Luna is the name of the young woman Dr. Kendrick will be bringing in today. I haven't been told much about her. Only that she is not from Polson, she's deaf, and she is in hiding from her ex boyfriend, who is currently sitting in jail and Luna is the only witness to the crime that landed him there. Luna didn't feel safe staying where she lived because of the connections her ex has. One of the detectives on her ex's case is an old friend of Dr. Kendricks. She is the one that suggested New Hope House. I'm reassured by The King's presence here in town and the top-notch security we have here at the house that this is a safe place for her.

My mind starts to wonder back in time to my own life and the fear I lived in for two years.

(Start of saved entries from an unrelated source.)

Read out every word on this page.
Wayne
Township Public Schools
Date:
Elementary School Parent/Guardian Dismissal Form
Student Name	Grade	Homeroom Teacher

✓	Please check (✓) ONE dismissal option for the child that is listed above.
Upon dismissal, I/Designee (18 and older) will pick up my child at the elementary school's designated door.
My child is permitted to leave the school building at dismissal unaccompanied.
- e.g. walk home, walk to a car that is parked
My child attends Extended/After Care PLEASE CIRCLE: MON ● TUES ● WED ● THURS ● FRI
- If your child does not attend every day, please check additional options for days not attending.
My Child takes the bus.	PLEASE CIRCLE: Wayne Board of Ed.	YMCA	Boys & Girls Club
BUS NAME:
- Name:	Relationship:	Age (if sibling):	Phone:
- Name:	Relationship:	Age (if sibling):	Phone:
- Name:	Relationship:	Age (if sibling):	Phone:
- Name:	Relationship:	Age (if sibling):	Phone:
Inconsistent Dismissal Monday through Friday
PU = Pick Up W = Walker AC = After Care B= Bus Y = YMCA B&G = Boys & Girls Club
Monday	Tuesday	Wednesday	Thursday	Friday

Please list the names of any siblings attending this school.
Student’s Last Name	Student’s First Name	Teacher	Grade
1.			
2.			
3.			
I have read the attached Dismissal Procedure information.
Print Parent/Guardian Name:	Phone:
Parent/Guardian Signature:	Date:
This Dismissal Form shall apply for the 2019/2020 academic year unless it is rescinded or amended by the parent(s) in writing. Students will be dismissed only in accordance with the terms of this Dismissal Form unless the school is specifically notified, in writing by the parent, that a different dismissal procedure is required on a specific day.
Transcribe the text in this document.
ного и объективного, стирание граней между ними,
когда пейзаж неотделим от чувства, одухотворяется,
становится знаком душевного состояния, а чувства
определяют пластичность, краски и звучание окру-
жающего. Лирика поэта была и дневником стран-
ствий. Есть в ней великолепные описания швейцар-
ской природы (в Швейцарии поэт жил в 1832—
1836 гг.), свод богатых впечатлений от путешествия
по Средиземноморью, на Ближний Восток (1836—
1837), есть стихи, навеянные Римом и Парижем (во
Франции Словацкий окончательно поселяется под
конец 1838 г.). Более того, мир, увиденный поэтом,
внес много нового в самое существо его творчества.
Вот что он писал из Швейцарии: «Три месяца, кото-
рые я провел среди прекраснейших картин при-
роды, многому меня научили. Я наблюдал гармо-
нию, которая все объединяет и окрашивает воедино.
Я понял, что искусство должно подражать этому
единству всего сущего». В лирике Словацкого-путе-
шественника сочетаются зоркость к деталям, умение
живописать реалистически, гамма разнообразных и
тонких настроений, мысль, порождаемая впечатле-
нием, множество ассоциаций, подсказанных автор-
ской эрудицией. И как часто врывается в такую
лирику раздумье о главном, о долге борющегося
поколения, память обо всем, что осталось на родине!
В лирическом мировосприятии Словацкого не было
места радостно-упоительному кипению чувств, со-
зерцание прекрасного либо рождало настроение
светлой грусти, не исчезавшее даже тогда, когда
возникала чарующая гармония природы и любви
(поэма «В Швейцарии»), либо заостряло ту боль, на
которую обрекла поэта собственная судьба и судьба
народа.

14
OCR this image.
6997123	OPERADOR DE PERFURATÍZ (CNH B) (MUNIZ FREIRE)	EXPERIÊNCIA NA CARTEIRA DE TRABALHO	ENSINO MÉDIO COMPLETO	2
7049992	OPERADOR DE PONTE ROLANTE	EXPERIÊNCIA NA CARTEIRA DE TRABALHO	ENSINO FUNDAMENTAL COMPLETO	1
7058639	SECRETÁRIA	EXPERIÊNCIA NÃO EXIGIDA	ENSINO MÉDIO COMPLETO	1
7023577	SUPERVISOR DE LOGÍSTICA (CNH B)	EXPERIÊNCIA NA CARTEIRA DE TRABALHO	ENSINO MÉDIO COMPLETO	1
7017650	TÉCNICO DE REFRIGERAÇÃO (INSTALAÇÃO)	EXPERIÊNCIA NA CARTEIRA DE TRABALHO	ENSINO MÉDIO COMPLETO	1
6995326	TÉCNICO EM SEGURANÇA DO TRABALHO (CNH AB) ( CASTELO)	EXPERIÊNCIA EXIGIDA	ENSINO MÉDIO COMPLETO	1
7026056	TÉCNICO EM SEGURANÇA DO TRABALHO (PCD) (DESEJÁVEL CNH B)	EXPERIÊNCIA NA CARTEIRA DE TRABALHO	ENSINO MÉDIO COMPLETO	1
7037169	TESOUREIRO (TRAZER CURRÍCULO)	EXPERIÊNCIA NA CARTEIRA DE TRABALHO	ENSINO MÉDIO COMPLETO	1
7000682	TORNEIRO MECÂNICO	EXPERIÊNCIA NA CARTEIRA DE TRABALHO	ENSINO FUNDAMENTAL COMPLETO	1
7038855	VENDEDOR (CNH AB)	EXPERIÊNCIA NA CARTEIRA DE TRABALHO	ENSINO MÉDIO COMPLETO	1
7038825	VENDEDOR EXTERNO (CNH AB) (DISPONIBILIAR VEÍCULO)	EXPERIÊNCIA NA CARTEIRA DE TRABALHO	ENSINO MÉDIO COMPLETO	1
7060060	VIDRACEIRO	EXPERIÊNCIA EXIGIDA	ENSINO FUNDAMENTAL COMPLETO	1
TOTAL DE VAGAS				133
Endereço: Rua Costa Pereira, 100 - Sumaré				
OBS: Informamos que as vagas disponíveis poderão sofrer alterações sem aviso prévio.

Without warning unwanted memories from my past hit me like a tidal wave.

Slowly sinking to the bed, I struggle to gain control of the flashbacks that sometimes still plague me. Anxiety and panic can hit without warning; sending me into the state I'm in now. Closing my eyes, I take long breaths through my nose and release an even longer lung full of air out my mouth. I do this several times trying to slow the rapid beating in my chest. Trying to center myself is the hardest part of getting through a panic attack. With so many thoughts and emotions hitting me at once it is always a struggle to remain focused on one thought that doesn't sound negative. Bring in the fact I usually freak out by the way my body physically reacts I sometimes quickly start thinking something else is wrong with me as well, and that creates a continuous loop making it harder to break free from the crippling hold my anxiety and mind has on me. These vulnerable moments are flaws of mine that have become hard to except. And that I will probably live with it for the rest of my life. PTSD that is related to my childhood and my time with Los Demonios.

Los Demonios. The name of my demons who haunt me. They are the ones who even now in their deaths still control part of my life. They stole me from my family, from the only life I knew. Taking me was payment for what my father did. My life was never perfect. My family was poor, and I recognized the daily struggle my parents went through from an early age to keep a roof over our heads and food on the table. Los Demonios ran things in the town in which my family lived in Mexico. They were feared and ruthless in the way they ran things. What my mother didn't know was my father had gone to them out of desperation one day begging for a job. So, they gave him one. I'm still not sure to this day what it was he was doing for them, but I know it was not good. Nothing good came from being associated with Los Demonios.

One night, just after my fourteenth birthday, I was awakened by my father and mother and not allowed to ask why we left our home under the dark of night. It was when we had made our way to the border did I realize what we were about to do. Not everyone crosses the border undetected, but we were lucky. Without hesitation we left behind our homeland and I never asked why.

Almost a year later after seeking asylum, which was still pending at the time, things were going okay. My father was working for a small landscape company, and my mother had found work at a restaurant waiting tables. As for me, my parents had enrolled me in school. We lived with another family and my life even though we didn't have much was better than it ever was in Mexico.

Little did I know what my father had done—until the day faces of men I thought we had left behind showed up one evening as we were sitting down for dinner.